Порой, если доктор Траппер возвращалась пораньше, до зимней темноты, они брали собаку и детку в поле, и детка ползал по колючей траве, Реджи гонялась за Сейди, потому что Сейди обожала, когда за ней гоняются, доктор Траппер смеялась и говорила детке: «Давай беги, беги как ветер!» – а детка смотрел на нее недоуменно – он, знамо дело, понятия не имел, что такое «бегать». Лошади, если были в поле, не приближались, будто сами бегали – они ведь должны бегать, – только втайне от всех.
Лошади были крупные, мускулистые, и Реджи не нравилось, как загибаются губы над желтыми лошадиными зубами, – она воображала, как они принимают взбалмошный детский кулачок за яблоко и откусывают его от запястья.
– Меня лошади тоже беспокоят, – сказала доктор Траппер. – Они все время такие грустные, да? Хотя собаки грустнее. – Реджи казалось, что собаки-то как раз вполне довольны жизнью, но доктор Траппер, знамо дело, находила ростки грусти повсюду. – Как грустно, – говорила она, когда листья облетали с деревьев. – Как грустно, – когда по радио передавали песню (Бет Нильсен Чэпмен[32]). – Как грустно, – когда Сейди тихонько скулила, видя, что доктор Траппер собирается уходить. Даже в деткин день рождения, когда все они были так счастливы, ели пирожные и розовое мороженое, по дороге домой доктор Траппер сказала: – Первый день рождения – как грустно, он больше никогда не будет крохой.
На день рождения Реджи подарила детке плюшевого мишку и слюнявчик с вышивкой: синие утки и надпись «Мой первый день рождения». Все первое приятно, чего не скажешь о последнем.
Часто после приступов грусти доктор Траппер встряхивала головой, словно что-то из нее выбрасывала, улыбалась и говорила:
– Однако мы не падаем духом. Правда, Реджи? – И Реджи отвечала:
– Да уж, доктор Т., мы не падаем.
– Зови меня Джо, – сказала ей доктор Траппер. – Трулялюшки, тру-ля-ля, муха вышла за шмеля[33], – сказала она детке.

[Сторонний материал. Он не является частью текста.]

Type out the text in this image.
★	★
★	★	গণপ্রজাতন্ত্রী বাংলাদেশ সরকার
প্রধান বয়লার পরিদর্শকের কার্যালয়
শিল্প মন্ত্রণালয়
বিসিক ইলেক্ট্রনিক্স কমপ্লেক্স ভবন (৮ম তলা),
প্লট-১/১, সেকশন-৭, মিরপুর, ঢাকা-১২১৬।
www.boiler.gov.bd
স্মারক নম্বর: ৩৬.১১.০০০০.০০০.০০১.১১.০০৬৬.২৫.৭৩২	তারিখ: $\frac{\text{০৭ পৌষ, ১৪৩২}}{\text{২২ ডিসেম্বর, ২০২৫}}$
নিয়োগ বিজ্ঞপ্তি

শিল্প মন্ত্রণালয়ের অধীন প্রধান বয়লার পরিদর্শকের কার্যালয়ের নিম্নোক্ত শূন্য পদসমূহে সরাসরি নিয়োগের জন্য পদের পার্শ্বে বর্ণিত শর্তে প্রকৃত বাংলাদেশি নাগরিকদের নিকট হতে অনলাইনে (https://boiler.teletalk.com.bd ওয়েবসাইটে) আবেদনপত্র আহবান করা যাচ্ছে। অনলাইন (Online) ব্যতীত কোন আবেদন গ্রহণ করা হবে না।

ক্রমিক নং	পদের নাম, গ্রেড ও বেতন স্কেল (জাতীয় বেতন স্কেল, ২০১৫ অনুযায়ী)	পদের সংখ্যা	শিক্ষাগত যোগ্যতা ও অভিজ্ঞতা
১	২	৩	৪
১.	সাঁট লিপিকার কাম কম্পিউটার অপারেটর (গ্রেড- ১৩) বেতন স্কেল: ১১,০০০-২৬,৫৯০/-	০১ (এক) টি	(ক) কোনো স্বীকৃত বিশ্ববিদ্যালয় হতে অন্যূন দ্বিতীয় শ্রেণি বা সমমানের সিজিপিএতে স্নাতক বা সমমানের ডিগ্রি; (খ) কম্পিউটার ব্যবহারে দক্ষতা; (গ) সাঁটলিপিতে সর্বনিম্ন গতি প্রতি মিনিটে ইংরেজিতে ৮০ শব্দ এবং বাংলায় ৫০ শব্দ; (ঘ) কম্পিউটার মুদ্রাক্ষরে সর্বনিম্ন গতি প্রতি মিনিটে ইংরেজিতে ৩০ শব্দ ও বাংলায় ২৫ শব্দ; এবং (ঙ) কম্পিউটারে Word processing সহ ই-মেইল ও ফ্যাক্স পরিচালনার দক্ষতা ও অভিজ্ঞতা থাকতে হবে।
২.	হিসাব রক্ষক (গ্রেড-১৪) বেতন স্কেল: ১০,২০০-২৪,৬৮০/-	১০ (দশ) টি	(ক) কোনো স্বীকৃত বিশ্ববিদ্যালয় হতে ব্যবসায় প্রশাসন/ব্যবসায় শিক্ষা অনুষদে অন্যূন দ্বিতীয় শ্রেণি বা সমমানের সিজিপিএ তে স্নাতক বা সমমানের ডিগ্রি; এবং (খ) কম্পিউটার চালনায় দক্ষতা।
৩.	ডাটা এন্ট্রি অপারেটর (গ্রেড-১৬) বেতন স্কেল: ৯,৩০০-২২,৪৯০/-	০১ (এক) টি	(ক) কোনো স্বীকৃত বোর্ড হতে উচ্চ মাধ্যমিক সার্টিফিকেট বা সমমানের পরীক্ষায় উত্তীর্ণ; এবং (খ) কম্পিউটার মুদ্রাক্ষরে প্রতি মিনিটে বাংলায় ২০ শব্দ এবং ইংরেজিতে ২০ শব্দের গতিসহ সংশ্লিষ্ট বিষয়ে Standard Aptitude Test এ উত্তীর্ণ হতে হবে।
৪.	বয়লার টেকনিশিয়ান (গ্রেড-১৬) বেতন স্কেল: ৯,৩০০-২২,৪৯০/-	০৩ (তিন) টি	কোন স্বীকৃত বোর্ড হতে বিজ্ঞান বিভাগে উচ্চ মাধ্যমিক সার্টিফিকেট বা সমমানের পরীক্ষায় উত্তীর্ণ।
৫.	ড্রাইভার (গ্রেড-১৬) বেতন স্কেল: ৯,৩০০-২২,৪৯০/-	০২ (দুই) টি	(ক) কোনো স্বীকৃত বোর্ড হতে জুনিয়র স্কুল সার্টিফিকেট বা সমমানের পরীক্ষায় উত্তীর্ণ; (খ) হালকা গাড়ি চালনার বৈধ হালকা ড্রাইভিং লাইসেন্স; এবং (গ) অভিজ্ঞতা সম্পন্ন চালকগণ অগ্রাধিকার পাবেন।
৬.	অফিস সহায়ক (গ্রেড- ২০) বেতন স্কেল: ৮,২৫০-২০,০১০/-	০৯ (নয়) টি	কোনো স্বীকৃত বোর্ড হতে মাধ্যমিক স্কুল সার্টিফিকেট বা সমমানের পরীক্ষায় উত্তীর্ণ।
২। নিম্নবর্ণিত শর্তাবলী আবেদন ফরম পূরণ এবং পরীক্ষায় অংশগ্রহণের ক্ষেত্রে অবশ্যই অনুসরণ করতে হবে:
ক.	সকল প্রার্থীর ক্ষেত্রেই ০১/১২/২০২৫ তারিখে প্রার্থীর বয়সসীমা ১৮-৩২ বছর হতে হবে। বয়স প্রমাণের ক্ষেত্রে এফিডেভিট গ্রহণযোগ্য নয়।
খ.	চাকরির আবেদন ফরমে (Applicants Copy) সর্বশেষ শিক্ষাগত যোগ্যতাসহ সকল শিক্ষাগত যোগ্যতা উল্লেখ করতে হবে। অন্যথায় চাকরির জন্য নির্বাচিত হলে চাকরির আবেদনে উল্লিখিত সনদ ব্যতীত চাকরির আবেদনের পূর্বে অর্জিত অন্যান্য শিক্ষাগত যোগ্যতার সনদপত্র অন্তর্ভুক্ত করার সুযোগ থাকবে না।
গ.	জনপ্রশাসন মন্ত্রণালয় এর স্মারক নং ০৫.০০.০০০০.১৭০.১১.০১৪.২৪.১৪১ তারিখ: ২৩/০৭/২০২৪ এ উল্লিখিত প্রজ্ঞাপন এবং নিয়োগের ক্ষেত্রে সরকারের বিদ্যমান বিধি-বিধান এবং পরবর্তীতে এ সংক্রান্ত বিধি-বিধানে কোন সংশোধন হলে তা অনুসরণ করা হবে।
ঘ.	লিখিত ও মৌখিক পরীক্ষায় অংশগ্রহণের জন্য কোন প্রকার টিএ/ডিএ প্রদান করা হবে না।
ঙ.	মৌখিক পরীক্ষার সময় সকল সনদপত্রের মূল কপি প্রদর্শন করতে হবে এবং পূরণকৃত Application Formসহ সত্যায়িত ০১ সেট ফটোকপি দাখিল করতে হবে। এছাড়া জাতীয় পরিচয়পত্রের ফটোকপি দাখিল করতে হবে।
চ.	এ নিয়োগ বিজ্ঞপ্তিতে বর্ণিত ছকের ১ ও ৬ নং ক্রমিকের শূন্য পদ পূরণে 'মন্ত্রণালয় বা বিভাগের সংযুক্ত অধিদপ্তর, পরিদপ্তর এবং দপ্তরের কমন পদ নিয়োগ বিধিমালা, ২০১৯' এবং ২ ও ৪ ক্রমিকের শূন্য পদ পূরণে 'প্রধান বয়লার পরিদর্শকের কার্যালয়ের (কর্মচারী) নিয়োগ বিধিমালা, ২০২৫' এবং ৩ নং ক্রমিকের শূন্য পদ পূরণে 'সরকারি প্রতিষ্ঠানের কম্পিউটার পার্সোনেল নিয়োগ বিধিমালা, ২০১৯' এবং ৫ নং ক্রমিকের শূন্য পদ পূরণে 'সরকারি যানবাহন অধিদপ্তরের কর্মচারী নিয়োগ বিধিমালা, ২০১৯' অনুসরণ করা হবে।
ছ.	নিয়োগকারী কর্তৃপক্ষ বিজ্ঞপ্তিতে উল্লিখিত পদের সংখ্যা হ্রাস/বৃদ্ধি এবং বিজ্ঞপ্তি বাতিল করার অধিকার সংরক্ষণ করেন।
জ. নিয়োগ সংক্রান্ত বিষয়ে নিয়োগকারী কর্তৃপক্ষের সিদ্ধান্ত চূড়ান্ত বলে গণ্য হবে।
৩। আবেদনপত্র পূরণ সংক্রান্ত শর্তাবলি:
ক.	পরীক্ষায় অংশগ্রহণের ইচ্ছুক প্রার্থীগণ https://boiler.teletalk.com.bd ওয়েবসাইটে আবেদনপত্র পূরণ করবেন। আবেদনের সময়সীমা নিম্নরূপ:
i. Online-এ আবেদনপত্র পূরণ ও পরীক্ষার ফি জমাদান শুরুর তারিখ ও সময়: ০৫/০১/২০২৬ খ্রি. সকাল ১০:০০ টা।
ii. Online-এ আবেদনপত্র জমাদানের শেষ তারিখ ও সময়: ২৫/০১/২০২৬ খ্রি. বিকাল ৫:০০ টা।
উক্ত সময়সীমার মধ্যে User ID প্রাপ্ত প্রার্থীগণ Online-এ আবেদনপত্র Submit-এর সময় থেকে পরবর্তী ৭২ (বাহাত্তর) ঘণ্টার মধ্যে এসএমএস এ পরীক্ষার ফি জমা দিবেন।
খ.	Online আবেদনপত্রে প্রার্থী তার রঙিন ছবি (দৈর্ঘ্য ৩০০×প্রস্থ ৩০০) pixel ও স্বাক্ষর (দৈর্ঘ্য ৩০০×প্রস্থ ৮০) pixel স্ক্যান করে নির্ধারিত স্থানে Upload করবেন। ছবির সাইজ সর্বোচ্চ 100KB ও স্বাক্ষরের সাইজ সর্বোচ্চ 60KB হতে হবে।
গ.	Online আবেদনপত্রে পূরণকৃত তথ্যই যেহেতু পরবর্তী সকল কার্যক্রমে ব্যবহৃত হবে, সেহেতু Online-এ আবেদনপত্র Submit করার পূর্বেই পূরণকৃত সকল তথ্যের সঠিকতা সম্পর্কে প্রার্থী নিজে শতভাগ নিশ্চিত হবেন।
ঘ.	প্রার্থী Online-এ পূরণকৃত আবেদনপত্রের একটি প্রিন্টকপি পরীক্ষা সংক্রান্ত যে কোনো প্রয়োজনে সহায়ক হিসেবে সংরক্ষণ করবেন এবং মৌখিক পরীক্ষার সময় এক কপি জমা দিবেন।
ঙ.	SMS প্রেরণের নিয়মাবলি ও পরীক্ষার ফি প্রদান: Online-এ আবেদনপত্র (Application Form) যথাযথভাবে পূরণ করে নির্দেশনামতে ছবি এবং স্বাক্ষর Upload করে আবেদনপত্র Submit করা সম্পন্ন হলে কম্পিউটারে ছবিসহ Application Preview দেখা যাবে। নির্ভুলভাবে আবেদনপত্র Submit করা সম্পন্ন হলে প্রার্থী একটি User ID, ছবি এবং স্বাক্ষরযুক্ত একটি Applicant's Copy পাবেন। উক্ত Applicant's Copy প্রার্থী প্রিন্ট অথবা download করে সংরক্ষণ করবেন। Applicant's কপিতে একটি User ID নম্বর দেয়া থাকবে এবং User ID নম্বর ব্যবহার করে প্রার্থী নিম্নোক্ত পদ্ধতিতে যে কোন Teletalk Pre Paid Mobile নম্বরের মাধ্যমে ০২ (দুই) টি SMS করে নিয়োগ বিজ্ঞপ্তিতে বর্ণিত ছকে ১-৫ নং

Реджи не рассказывала доктору Траппер о мамуле, о том, что мамуля умерла, – такой грусти доктору Т. не вынести, даже если не говорить, какая трагическая и бессмысленная это была смерть. Всякий раз, глядя на Реджи, доктор Траппер будет печалиться – это невыносимо. Поэтому Реджи сочинила себе мать. Мать звали Джеки, она работала на кассе в супермаркете, в торговом центре, куда доктор Траппер никогда не ходила. В молодости мать была чемпионкой по танцам горцев (сейчас ни за что не догадаешься). Ее лучших подруг звали Мэри, Триш и Джин. Она вечно собирается сесть на диету, у нее длинные волосы (замечательные, жалко, что Реджи их не унаследовала) – мать говорит, будет теперь забирать их наверх, слишком она стара, чтоб носить распущенными. Ей в этом году тридцать шесть, как доктору Траппер. В шестнадцать обручилась с отцом Реджи, в семнадцать родила Билли, а в двадцать овдовела. Оно и к лучшему, что мамуля все успела так рано, считала Реджи.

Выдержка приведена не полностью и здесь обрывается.